Кто-то установил на плацу большой столб прямо позади того места, где обычно стоял адъютант. Когда настало время зачитывать приказы, вместо текущих сообщений был зачитан приговор суда над Хендриком.
Потом его вывели со скованными впереди руками под конвоем двух вооруженных часовых.
Я еще ни разу не видел порки. Когда жил дома, у нас, конечно, бывали публичные наказания — на площади Федерал Билдинг, однако отец строго-настрого велел мне держаться оттуда подальше. Один раз я попытался его ослушаться, но тогда наказание было отсрочено, а больше я не пробовал.
Одного раза более чем достаточно.
Часовые подняли Хендрику руки и зацепили наручники за крюк на столбе. Затем с него сорвали рубаху, а майки под ней не было. Адъютант отчеканил:
— Приговор суда привести в исполнение!
Вперед выступил капрал-инструктор — не из нашего батальона — с плетью. Начальник охраны начал считать.

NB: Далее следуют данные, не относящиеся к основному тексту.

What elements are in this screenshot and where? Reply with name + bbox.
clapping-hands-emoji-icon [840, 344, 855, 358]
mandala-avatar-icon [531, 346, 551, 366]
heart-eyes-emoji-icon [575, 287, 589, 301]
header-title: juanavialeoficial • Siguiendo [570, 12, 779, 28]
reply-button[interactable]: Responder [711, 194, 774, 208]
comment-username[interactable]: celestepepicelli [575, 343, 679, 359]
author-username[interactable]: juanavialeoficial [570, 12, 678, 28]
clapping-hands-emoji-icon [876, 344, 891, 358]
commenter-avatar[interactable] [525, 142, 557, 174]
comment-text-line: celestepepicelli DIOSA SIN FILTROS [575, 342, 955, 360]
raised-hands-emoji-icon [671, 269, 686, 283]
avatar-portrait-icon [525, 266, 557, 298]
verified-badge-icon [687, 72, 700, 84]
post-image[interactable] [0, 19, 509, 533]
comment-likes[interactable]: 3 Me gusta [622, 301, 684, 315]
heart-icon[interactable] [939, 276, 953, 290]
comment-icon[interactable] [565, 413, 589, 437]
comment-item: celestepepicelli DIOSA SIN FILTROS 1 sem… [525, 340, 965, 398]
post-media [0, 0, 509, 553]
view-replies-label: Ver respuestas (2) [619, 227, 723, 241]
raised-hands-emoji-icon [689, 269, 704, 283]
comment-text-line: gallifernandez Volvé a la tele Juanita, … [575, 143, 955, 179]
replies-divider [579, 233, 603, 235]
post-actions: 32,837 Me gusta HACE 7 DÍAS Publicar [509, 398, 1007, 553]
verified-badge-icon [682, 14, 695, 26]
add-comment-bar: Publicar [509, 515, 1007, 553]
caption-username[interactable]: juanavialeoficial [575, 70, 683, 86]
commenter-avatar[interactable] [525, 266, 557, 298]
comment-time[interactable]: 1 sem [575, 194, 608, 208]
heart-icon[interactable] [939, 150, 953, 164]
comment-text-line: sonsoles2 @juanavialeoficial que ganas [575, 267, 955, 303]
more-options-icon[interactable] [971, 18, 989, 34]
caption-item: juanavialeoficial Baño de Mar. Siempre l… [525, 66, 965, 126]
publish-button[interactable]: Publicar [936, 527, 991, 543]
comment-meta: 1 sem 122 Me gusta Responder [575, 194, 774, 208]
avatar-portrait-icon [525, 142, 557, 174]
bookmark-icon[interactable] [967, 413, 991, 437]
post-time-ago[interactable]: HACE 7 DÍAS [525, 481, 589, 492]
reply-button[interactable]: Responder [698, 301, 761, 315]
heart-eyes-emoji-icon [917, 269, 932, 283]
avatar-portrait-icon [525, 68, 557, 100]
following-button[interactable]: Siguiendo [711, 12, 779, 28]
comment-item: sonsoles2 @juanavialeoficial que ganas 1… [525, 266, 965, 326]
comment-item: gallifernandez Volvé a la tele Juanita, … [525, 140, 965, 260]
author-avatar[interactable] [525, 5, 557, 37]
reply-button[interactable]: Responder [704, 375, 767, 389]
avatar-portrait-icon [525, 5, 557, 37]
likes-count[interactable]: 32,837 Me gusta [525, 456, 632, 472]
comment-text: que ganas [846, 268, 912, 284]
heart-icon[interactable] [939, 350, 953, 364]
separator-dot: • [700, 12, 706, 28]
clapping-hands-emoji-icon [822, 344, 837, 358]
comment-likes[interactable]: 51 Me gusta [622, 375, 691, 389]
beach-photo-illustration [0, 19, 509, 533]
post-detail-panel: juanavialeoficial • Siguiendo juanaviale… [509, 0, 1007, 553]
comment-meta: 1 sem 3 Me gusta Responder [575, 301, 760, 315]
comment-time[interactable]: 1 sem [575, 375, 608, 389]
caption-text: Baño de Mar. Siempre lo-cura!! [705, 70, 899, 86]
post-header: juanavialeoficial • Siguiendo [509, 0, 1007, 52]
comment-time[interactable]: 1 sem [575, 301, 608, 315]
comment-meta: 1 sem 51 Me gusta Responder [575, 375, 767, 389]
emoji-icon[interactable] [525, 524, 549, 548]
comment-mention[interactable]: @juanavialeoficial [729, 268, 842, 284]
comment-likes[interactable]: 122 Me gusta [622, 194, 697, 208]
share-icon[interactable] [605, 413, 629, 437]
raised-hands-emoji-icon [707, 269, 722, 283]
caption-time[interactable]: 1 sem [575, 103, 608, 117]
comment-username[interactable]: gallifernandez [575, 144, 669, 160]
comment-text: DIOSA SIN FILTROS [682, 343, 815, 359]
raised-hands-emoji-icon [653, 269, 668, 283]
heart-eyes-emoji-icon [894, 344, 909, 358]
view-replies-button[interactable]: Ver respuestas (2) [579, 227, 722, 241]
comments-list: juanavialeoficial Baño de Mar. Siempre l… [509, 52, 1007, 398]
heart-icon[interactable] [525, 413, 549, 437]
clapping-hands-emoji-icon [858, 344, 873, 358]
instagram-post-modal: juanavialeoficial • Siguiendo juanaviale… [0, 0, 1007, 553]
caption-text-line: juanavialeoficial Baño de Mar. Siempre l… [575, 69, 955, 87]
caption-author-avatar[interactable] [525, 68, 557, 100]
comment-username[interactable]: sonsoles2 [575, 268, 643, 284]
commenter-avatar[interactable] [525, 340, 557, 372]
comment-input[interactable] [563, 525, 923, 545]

Счет тянулся медленно — от удара до удара секунд по пять. А казалось — еще медленней. До третьего удара Тед молчал, потом только пару раз всхлипнул.
Затем я обнаружил, что таращусь в нависшее надо мной лицо капрала Бронски, который ударял меня по щекам и пристально вглядывался в глаза. Он прекратил хлопать и спросил:
— Ну как, очухался? Отлично, давай в строй. Живей, сейчас скомандуют идти к осмотру.
Закончив поверку, мы вернулись в расположение роты. Я ничего не мог есть за ужином, и многие из ребят тоже.
Никто и не заикнулся насчет моего обморока. Потом мне сказали, что я не один был такой — с парой дюжин ребят случилось то же самое.
Глава 6
Что легко нам дается, то и ценится дешево… и было бы действительно странно, если бы такая замечательная вещь, как Свобода, не ценилась столь высоко!
В ту ночь, что последовала за увольнением Хендрика, я чувствовал себя хуже, чем когда-либо в лагере Кюри. Я не мог уснуть — если вы прошли учебный лагерь, то должны понимать, насколько потрясен должен быть новобранец, чтобы с ним случилось такое! Но на учениях днем я не был, да и плечо — несмотря на то что врач признал меня выздоровевшим, — все еще побаливало. А тут еще письмо от мамы из головы никак не шло… Вдобавок, стоило мне закрыть глаза, я опять слышал — ССС — ХЛОП! — и видел, как Хендрик обвис, привязанный к столбу.
На шевроны мне было плевать. Они больше ничего не значили — я твердо решил уволиться. Если б не поздняя ночь да отсутствие бумаги и ручки — я уволился бы прямо сейчас.
Тед дал промашку — ему понадобилось на это от силы полсекунды. Ведь все вышло действительно случайно. Хоть и ненавидел он службу — а кто ее любит?! — но все же собирался отслужить срок и получить избирательные права. Тед хотел стать политиком — постоянно об этом говорил. Мол, стоит ему получить гражданство — «вот увидите, сразу многое изменится!» Теперь ему не придется занимать никаких должностей. Стоило самую чуточку расслабиться — и все! Крышка.
Но если такое стряслось с ним, то и со мной может! Ведь и я от случайностей не застрахован! Завтра или на будущей неделе… И даже уволиться не дадут, иначе как под барабан и с исполосованной спиной.
Да, пора признать, что я ошибался, а прав был отец. Пора взять лист бумаги и скорей — домой! Сказать отцу, что готов ехать в Гарвард, а потом заниматься нашим бизнесом — если, конечно, отец не передумал. Надо пойти к сержанту Зиму прямо утром и сказать ему, что с меня хватит. Но это — не раньше утра. Сержанта Зима можно будить только ради чего-нибудь экстренного, а не из-за всякой ерунды — уж будь уверен! Кого угодно — только не Зима.